Between the Space of Grace and Gray is the first book of poetry by Dana Larkin Sauers, former poet laureate of Hanover, Pa. Sauers steps in from a world inhabited by beings that most of us never encounter, but only dream about. She is not an angel, but one could easily mistake her for one. Her irresistible charm comes across on the page as it does in person and it is a privilege to be able to read her verses or hear them being read.

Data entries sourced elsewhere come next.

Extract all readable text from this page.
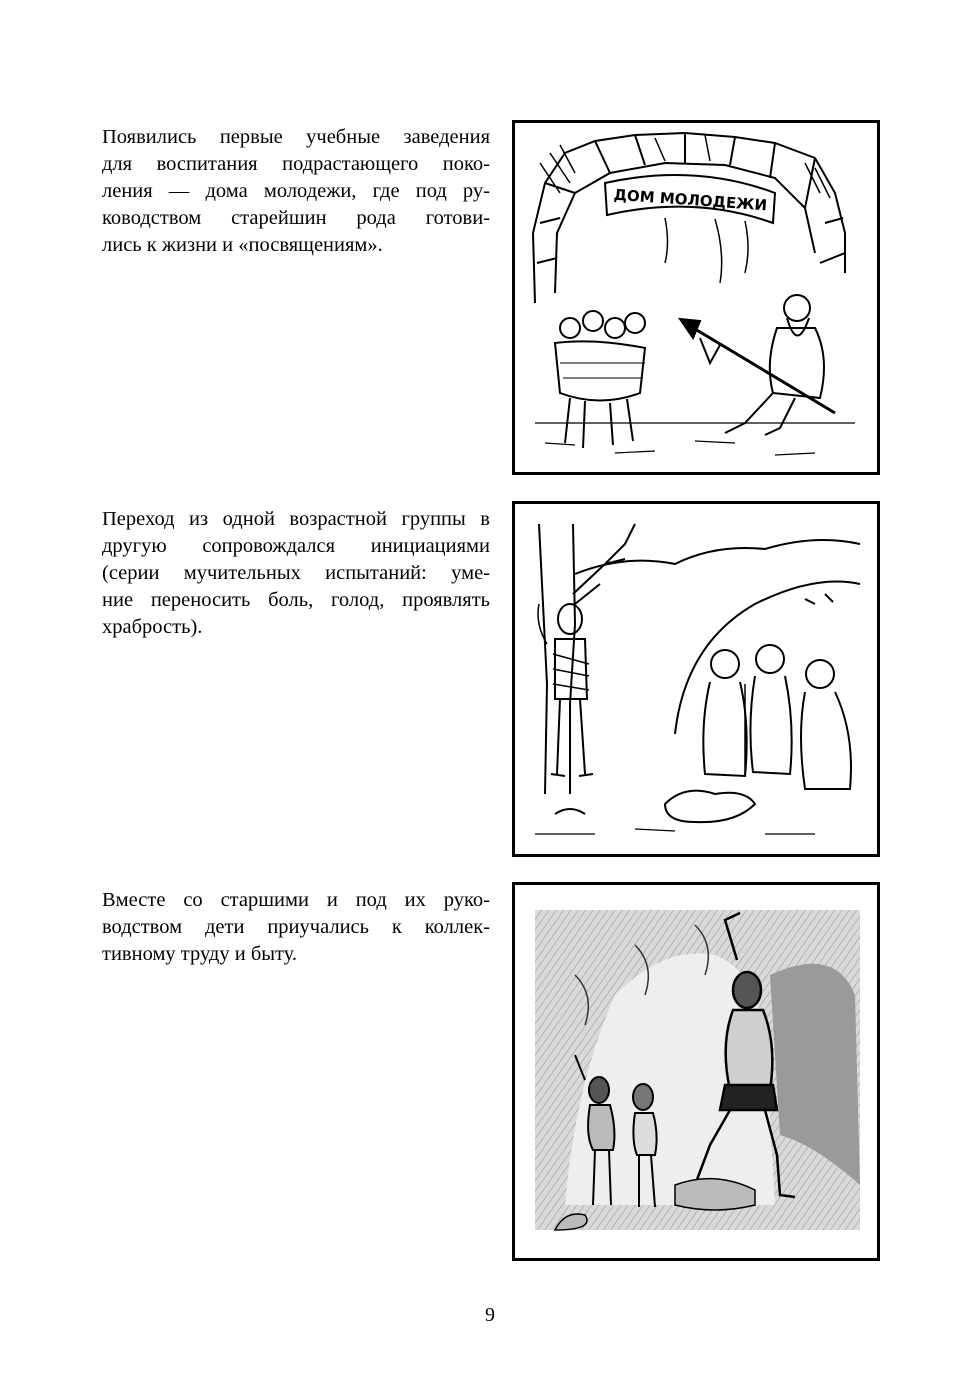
Появились первые учебные заведения
для воспитания подрастающего поко-
ления — дома молодежи, где под ру-
ководством старейшин рода готови-
лись к жизни и «посвящениям».

ДОМ МОЛОДЕЖИ

Переход из одной возрастной группы в
другую сопровождался инициациями
(серии мучительных испытаний: уме-
ние переносить боль, голод, проявлять
храбрость).

Вместе со старшими и под их руко-
водством дети приучались к коллек-
тивному труду и быту.

9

One poem and you’ll be up all night. Between the Space of Grace and Gray is as smooth as a glass of root beer, just as in the words of her self-disclosed signature poem, aptly titled “Root Beer”:

A letter shouldn’t mean so much

but yours was like

a frosted detroit tigers hawaiian shirt of root beer

in July

up and over

onto the countertop

so lathered and sweet

the aftertaste was long.

Dana Larkin Sauers takes life’s sweetest moments and shares them as if on every page. She shows us that life is not all pretty dresses and daffodils in spring, but that life is about experience, pain, joy, suffering, and making our way through, not always unscathed, but always in tact and improved upon. She is genuine and passionate, intelligent, witty, and emotional. Lost innocence is a gem in her hands. Wisdom is more precious than a pearl and she has it all.

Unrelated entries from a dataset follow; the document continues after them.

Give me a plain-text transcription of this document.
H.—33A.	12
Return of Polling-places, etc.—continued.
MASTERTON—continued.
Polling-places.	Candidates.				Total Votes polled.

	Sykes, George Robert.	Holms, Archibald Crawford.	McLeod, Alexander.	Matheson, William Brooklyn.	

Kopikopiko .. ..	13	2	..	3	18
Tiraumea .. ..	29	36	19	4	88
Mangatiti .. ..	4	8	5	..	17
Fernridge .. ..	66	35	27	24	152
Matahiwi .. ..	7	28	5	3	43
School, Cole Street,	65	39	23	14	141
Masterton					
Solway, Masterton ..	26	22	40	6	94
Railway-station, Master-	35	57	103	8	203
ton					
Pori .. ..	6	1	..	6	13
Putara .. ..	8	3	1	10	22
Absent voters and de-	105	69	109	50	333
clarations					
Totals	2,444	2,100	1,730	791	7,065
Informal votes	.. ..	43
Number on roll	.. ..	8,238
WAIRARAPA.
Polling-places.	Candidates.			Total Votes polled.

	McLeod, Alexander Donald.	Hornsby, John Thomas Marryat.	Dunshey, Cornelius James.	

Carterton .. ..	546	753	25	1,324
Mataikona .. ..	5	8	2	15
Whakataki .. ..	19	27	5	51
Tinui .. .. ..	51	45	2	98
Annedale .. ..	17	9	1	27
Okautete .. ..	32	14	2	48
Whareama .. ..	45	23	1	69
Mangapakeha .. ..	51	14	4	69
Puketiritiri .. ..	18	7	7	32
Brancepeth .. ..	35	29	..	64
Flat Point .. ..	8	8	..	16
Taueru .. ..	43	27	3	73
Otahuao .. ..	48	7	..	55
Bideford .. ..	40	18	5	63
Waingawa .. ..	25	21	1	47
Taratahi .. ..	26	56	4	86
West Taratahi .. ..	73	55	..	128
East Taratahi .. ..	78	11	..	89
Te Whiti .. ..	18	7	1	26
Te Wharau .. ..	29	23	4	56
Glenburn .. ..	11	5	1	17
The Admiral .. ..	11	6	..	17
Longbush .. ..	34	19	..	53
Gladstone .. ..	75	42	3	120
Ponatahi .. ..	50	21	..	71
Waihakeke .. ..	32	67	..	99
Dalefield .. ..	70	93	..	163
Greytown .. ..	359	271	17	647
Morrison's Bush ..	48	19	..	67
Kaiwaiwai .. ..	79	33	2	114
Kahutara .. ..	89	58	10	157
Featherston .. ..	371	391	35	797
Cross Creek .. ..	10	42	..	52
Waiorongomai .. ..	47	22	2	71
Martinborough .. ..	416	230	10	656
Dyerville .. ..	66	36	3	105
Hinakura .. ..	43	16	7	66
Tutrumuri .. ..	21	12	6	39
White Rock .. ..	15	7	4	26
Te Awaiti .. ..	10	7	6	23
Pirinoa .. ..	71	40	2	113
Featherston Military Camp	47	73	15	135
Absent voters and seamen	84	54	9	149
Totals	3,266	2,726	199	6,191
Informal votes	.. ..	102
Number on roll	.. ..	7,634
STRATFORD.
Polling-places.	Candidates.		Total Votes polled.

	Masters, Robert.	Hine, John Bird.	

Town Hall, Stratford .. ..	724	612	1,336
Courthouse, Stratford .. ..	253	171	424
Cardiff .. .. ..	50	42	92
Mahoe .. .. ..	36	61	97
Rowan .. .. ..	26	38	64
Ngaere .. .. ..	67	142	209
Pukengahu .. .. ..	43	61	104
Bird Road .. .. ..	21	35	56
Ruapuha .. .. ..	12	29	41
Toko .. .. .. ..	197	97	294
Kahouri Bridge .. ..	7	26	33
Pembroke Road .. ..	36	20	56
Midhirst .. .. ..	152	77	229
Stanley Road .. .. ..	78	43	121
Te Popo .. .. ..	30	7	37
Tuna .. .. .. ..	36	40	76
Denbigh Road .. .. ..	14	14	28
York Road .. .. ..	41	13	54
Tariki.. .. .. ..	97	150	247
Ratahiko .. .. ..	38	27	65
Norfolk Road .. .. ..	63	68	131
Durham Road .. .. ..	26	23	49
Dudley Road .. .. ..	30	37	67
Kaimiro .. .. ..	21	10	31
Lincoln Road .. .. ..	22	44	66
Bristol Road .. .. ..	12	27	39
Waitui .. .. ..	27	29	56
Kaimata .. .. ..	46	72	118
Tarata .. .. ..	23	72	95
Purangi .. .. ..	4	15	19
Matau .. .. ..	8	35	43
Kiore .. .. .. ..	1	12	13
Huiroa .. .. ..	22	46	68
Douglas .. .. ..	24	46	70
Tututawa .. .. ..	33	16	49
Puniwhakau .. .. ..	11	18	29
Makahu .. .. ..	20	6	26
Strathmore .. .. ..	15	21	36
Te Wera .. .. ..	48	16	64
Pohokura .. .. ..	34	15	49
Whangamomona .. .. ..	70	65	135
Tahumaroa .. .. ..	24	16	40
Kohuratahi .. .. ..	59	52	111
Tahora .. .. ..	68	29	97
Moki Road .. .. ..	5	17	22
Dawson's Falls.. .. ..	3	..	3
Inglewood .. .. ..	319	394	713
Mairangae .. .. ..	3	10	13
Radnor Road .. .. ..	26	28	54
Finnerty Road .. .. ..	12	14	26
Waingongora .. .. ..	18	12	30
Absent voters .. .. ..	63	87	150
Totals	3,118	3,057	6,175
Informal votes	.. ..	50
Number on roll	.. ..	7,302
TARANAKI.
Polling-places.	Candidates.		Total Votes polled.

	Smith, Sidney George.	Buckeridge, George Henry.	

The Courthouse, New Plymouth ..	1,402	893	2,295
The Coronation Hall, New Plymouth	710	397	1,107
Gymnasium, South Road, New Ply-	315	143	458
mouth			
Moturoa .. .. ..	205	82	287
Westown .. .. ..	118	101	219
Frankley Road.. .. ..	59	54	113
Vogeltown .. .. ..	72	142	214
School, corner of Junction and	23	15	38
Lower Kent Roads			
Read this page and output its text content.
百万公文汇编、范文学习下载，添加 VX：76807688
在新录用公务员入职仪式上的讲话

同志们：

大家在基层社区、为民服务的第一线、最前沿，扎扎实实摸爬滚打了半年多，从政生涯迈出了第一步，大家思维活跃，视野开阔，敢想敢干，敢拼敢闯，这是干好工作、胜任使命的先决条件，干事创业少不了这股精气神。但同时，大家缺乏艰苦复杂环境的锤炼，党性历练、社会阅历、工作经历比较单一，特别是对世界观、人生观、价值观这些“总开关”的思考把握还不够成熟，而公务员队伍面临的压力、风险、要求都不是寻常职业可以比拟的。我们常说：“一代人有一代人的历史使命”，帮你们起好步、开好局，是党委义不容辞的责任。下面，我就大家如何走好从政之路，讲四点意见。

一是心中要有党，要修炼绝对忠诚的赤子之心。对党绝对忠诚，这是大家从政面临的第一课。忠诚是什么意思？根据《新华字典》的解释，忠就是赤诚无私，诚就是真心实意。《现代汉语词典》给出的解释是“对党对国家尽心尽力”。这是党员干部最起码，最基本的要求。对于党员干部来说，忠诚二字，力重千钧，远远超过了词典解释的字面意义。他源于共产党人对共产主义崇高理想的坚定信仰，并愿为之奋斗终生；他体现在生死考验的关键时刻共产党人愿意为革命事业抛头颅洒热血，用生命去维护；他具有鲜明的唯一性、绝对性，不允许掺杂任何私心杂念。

Between the Space of Grace and Gray is a self-publishing icon that one reads and re-reads and wonders why it wasn’t published by university press or a small press with greater clout. That it was published by Xlibris may be seen as a fault, but in this age of overabundance in verse, good poets sometimes must take matter into their own hands. That’s what Dana Larkin Sauers has done. She has taken her poetry into her own hands and produced a book of poems that is worth devouring over and over again.

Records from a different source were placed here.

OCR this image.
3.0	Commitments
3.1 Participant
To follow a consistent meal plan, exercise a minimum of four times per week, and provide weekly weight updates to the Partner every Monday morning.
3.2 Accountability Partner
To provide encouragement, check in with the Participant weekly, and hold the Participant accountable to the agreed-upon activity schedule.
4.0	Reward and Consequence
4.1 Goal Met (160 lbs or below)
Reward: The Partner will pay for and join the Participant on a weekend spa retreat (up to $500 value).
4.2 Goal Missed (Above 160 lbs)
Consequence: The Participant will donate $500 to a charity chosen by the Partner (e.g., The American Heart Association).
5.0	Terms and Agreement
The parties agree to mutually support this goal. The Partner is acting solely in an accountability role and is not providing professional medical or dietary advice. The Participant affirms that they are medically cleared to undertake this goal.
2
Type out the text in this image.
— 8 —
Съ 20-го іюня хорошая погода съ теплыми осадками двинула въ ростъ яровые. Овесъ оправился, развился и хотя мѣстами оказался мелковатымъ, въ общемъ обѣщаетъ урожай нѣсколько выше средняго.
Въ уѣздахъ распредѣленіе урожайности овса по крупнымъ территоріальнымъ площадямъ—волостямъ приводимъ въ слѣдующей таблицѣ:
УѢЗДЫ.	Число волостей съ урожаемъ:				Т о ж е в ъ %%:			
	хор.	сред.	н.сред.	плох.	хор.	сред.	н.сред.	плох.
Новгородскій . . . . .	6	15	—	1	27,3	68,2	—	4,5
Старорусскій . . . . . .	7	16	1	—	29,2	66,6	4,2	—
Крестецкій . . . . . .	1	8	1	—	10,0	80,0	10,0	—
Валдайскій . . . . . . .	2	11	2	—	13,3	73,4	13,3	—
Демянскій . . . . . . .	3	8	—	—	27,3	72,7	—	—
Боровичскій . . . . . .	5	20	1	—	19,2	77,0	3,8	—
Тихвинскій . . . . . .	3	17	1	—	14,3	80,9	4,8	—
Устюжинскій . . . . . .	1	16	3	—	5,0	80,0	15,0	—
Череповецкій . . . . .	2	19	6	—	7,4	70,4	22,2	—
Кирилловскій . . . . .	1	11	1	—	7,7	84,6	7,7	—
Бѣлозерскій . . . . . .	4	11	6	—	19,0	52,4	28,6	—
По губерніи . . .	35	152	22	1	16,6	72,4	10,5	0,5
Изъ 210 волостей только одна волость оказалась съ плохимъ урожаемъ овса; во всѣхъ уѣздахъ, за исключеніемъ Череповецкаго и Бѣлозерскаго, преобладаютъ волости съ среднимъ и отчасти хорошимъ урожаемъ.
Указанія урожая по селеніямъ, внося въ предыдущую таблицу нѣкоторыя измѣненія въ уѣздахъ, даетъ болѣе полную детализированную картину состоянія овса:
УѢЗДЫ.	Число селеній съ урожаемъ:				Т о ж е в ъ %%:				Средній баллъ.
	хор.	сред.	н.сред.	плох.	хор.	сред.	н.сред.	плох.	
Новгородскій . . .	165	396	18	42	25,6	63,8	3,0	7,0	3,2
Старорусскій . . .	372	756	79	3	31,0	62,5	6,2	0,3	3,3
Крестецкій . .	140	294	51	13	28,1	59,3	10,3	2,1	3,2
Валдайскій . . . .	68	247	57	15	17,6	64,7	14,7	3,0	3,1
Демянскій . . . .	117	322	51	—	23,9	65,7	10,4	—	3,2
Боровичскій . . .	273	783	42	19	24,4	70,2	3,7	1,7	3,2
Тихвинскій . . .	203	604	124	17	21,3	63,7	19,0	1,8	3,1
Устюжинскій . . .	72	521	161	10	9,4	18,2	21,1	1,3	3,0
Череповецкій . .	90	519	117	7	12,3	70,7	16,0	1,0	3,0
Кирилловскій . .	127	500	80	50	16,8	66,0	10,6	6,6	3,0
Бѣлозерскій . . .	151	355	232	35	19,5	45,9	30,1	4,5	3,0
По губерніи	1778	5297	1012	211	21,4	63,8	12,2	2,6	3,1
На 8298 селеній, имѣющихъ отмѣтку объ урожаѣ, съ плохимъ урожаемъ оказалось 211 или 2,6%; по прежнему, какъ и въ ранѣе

Younger readers may not always relate to her images and metaphors, but older readers will love her. This collection of 39 poems makes us nostalgic for a time when faith was admired completely, but allows us to bask in the reality of today’s postmodern realities with the knowledge that not all is black and white. Between the Space of Grace and Gray is modest, imaginative, and moral. As Michael Hoover says in the Foreword, “By paring her own life down to its smallest part, this poet invites us to peel away our own layers of gray to better see the grace within bursting to escape in perpetual song.” Amen, and Amen!